SQM Cake poor perfs (250Mbps, TPLink C7V5)

kpoman · May 11, 2021, 9:52am

Hello everyone,
Configured SQM + Piece of Cake to its simplest form, using a C7V5 on a 250/25Mbps, and I am getting 120Mbps (dl) and 24Mbps (ul) perfs. When disabling it, I get the nominal values. Tried many tuning parameters, overheads, etc... and I cant seem to get something better than 140Mbps.
I checked with 'top' on terminal when doing dslreport, and do see ksoftirqd going to ~35% cpu usage.
Does this mean my device is causing the slowness ? Does it mean using SQM on a C7V5 is useless on fast links ?????
Thank you !

moeller0 · May 11, 2021, 10:06am

Yes and no. It seems clear that this hardware (single core MIPS @ 750 MHz) is not performant enough for traffic shaping at 250+25 = 275 Mbps, but tops out at around 144Mbps as you observed.
The question then is, is your link better usable with SQM @ 120/24 or without SQM@250/25? If the former, then SQM is not useless, if the latter I would say that SQM is not helpful.
I was in a similar situation, and came down to using SQM@ 49/31 because for my use-cases this performed better than 100/31 without SQM, but that is a judgement call/policy you need to decide on yourself.
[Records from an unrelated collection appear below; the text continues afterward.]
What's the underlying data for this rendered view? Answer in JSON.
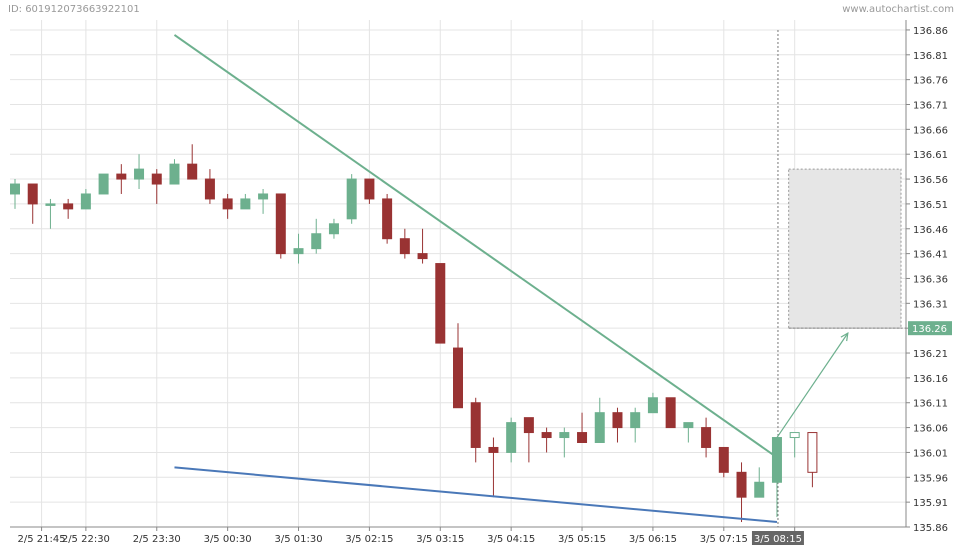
{
  "header": {
    "id_text": "ID: 601912073663922101",
    "brand": "www.autochartist.com"
  },
  "colors": {
    "bull": "#6db08e",
    "bear": "#993333",
    "resistance_line": "#6db08e",
    "support_line": "#4a78b8",
    "projection_box": "#e6e6e6",
    "price_badge": "#6db08e",
    "time_badge": "#666666"
  },
  "chart_data": {
    "type": "candlestick",
    "ylim": [
      135.86,
      136.88
    ],
    "y_ticks": [
      "136.86",
      "136.81",
      "136.76",
      "136.71",
      "136.66",
      "136.61",
      "136.56",
      "136.51",
      "136.46",
      "136.41",
      "136.36",
      "136.31",
      "136.26",
      "136.21",
      "136.16",
      "136.11",
      "136.06",
      "136.01",
      "135.96",
      "135.91",
      "135.86"
    ],
    "x_ticks": [
      {
        "i": 1.5,
        "label": "2/5 21:45"
      },
      {
        "i": 4,
        "label": "2/5 22:30"
      },
      {
        "i": 8,
        "label": "2/5 23:30"
      },
      {
        "i": 12,
        "label": "3/5 00:30"
      },
      {
        "i": 16,
        "label": "3/5 01:30"
      },
      {
        "i": 20,
        "label": "3/5 02:15"
      },
      {
        "i": 24,
        "label": "3/5 03:15"
      },
      {
        "i": 28,
        "label": "3/5 04:15"
      },
      {
        "i": 32,
        "label": "3/5 05:15"
      },
      {
        "i": 36,
        "label": "3/5 06:15"
      },
      {
        "i": 40,
        "label": "3/5 07:15"
      },
      {
        "i": 44,
        "label": "15"
      }
    ],
    "candles": [
      {
        "o": 136.53,
        "h": 136.56,
        "l": 136.5,
        "c": 136.55
      },
      {
        "o": 136.55,
        "h": 136.55,
        "l": 136.47,
        "c": 136.51
      },
      {
        "o": 136.51,
        "h": 136.52,
        "l": 136.46,
        "c": 136.51
      },
      {
        "o": 136.51,
        "h": 136.52,
        "l": 136.48,
        "c": 136.5
      },
      {
        "o": 136.5,
        "h": 136.54,
        "l": 136.5,
        "c": 136.53
      },
      {
        "o": 136.53,
        "h": 136.57,
        "l": 136.53,
        "c": 136.57
      },
      {
        "o": 136.57,
        "h": 136.59,
        "l": 136.53,
        "c": 136.56
      },
      {
        "o": 136.56,
        "h": 136.61,
        "l": 136.54,
        "c": 136.58
      },
      {
        "o": 136.57,
        "h": 136.58,
        "l": 136.51,
        "c": 136.55
      },
      {
        "o": 136.55,
        "h": 136.6,
        "l": 136.55,
        "c": 136.59
      },
      {
        "o": 136.59,
        "h": 136.63,
        "l": 136.56,
        "c": 136.56
      },
      {
        "o": 136.56,
        "h": 136.58,
        "l": 136.51,
        "c": 136.52
      },
      {
        "o": 136.52,
        "h": 136.53,
        "l": 136.48,
        "c": 136.5
      },
      {
        "o": 136.5,
        "h": 136.53,
        "l": 136.5,
        "c": 136.52
      },
      {
        "o": 136.52,
        "h": 136.54,
        "l": 136.49,
        "c": 136.53
      },
      {
        "o": 136.53,
        "h": 136.53,
        "l": 136.4,
        "c": 136.41
      },
      {
        "o": 136.41,
        "h": 136.45,
        "l": 136.39,
        "c": 136.42
      },
      {
        "o": 136.42,
        "h": 136.48,
        "l": 136.41,
        "c": 136.45
      },
      {
        "o": 136.45,
        "h": 136.48,
        "l": 136.44,
        "c": 136.47
      },
      {
        "o": 136.48,
        "h": 136.57,
        "l": 136.47,
        "c": 136.56
      },
      {
        "o": 136.56,
        "h": 136.56,
        "l": 136.51,
        "c": 136.52
      },
      {
        "o": 136.52,
        "h": 136.53,
        "l": 136.43,
        "c": 136.44
      },
      {
        "o": 136.44,
        "h": 136.46,
        "l": 136.4,
        "c": 136.41
      },
      {
        "o": 136.41,
        "h": 136.46,
        "l": 136.39,
        "c": 136.4
      },
      {
        "o": 136.39,
        "h": 136.39,
        "l": 136.23,
        "c": 136.23
      },
      {
        "o": 136.22,
        "h": 136.27,
        "l": 136.1,
        "c": 136.1
      },
      {
        "o": 136.11,
        "h": 136.12,
        "l": 135.99,
        "c": 136.02
      },
      {
        "o": 136.02,
        "h": 136.04,
        "l": 135.92,
        "c": 136.01
      },
      {
        "o": 136.01,
        "h": 136.08,
        "l": 135.99,
        "c": 136.07
      },
      {
        "o": 136.08,
        "h": 136.08,
        "l": 135.99,
        "c": 136.05
      },
      {
        "o": 136.05,
        "h": 136.06,
        "l": 136.01,
        "c": 136.04
      },
      {
        "o": 136.04,
        "h": 136.06,
        "l": 136.0,
        "c": 136.05
      },
      {
        "o": 136.05,
        "h": 136.09,
        "l": 136.03,
        "c": 136.03
      },
      {
        "o": 136.03,
        "h": 136.12,
        "l": 136.03,
        "c": 136.09
      },
      {
        "o": 136.09,
        "h": 136.1,
        "l": 136.03,
        "c": 136.06
      },
      {
        "o": 136.06,
        "h": 136.1,
        "l": 136.03,
        "c": 136.09
      },
      {
        "o": 136.09,
        "h": 136.13,
        "l": 136.09,
        "c": 136.12
      },
      {
        "o": 136.12,
        "h": 136.12,
        "l": 136.06,
        "c": 136.06
      },
      {
        "o": 136.06,
        "h": 136.07,
        "l": 136.03,
        "c": 136.07
      },
      {
        "o": 136.06,
        "h": 136.08,
        "l": 136.0,
        "c": 136.02
      },
      {
        "o": 136.02,
        "h": 136.02,
        "l": 135.96,
        "c": 135.97
      },
      {
        "o": 135.97,
        "h": 135.99,
        "l": 135.87,
        "c": 135.92
      },
      {
        "o": 135.92,
        "h": 135.98,
        "l": 135.92,
        "c": 135.95
      },
      {
        "o": 135.95,
        "h": 136.03,
        "l": 135.88,
        "c": 136.04
      },
      {
        "o": 136.04,
        "h": 136.05,
        "l": 136.0,
        "c": 136.05
      },
      {
        "o": 136.05,
        "h": 136.05,
        "l": 135.94,
        "c": 135.97
      }
    ],
    "pattern": {
      "resistance": {
        "from": [
          9,
          136.85
        ],
        "to": [
          43,
          136.0
        ]
      },
      "support": {
        "from": [
          9,
          135.98
        ],
        "to": [
          43,
          135.87
        ]
      },
      "projection_arrow": {
        "from": [
          43,
          136.04
        ],
        "to": [
          47,
          136.25
        ]
      },
      "projection_range": {
        "i_from": 44,
        "i_to": 50,
        "y_low": 136.26,
        "y_high": 136.58
      }
    },
    "current_price_label": "136.26",
    "time_marker": {
      "i": 43,
      "label": "3/5 08:15"
    },
    "hollow_candle_indexes": [
      44,
      45
    ]
  }
}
BTW, with faster access links becoming more and more common (with extremes like 10Gbps home links in Switzerland or France, just to name a few European countries, this issue of home routers becoming underpowered to robustly and reliable service their owners expectations, will become more prominent.

In your case, I guess there are a number of cheapish router's for OpenWrt that will allow traffic shaping in the required range, albeit most of tjose are either ARM or x86 based...
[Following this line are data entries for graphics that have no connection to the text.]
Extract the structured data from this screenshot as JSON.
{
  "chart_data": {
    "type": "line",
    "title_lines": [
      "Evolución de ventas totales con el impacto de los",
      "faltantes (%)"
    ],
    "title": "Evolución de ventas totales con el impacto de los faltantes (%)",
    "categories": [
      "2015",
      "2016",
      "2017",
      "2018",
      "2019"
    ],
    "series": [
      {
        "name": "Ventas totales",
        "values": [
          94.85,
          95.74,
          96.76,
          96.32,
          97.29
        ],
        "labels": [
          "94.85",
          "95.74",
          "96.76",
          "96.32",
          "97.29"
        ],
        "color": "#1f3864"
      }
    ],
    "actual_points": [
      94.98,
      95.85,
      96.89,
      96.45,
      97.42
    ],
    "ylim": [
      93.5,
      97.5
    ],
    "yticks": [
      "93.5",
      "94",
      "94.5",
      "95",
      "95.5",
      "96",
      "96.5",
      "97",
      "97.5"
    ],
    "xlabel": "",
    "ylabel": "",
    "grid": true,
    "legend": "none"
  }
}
kpoman · May 11, 2021, 1:30pm

Thanks moeller0 for the insights ! I'd love to keep using sqm as I saw much better perfs for live video calls. I do have some devices that are kinda passive, like TV's watching netflix or youtube. Is there a way to have these devices bypassing SQM with, say, a fixed bandwidth of 120Mbps (dedicated to those TV with fixed IP at home), but still for the more active devices like computers, phones, etc., have them going through SQM ? This way, I could get the max of my connection. What do you think ?
If not possible, is there a way to overclock easily or to patch/tune my kernel/firmware (that I am already building with imagebuilder) to get more out of my router ?
Thank you a lot !

moeller0 · May 11, 2021, 2:52pm

Mmmh, in theory, you can use multiple parallel shapers, day SQM for interactive traffic, and a "simple" HTB for TV use, as long as the sum of the two shapers does not exceed your link speed. But that will not help much, as you are essentially still trying to shape 250 Mbps in a device that tops out at 140... Now, you could run the shaper for the TV on a different device and use some iptables/nftables and virtual interface magic to split traffic into TV and interactive on the router and and only shape the interactive traffic there.
IMHO that will be rather painful to configure and relative brittle (if any of the shapers fails, latency under load goes to hell).
But maybe you could think about investing in, say a raspberry PI 4B with an USB3 gigabit ethernet dongle (should be < 100 EUR for everything), which will easily traffic shape your link with all bells and whistles. you can still use the existing router as wireless access point and switch (the pi does not have a switch and its WiFi is not really suited to act as AP, but as a wired only router it work pretty well.) Now there are other cheapish single board computers like the pi around, it is just that there are a number of positive case reports on using OpenWrt on the pi, searching in the forum should find some.

In theory traffic shaping is amendable to overclocking, but I am not sure whether that will suffice to basically double your rputer's CPU speed, as that is what seems needed to saturate your link, no?

kpoman · May 11, 2021, 8:20pm

I'm living in Brazil and prices and availability of newer devices is compromised. I was thinking about a PI 4B but will wait until having some more $.
What I was thinking is having half of my bandwidth not shaped at all, and all bulk crap like TV and passive bandwidth consumers using that "channel" (maybe via some ipset with all these devices), and have the rest going through SQM. Maybe (just imagining), have my WAN splitted into 2 virtual interfaces with equal bandwidth, having some routing for crap through vlink1 and stuff to be shaped via vlink2, something like this, maybe with some low-level linux driver able to create a virtual device with low-level bandwidth-limit.

moeller0 · May 11, 2021, 8:37pm

Ah, okay, makes sense.

That does, unfortunately not work. SQM needs to be in full control of all data that enter the bottleneck link, otherwse bufferbloat shows up again.

Yepp, that would be nice, but really will not work well, as you still need to traffic shape a total of ~250 Mbps, which your router's CPU will not handle. Traffic policing tends to be computationally cheaper than traffic shaping, but the results are also much choppier...

Also it would be nice to be able to offload traffic shapers onto network cards, but at the moment not an option.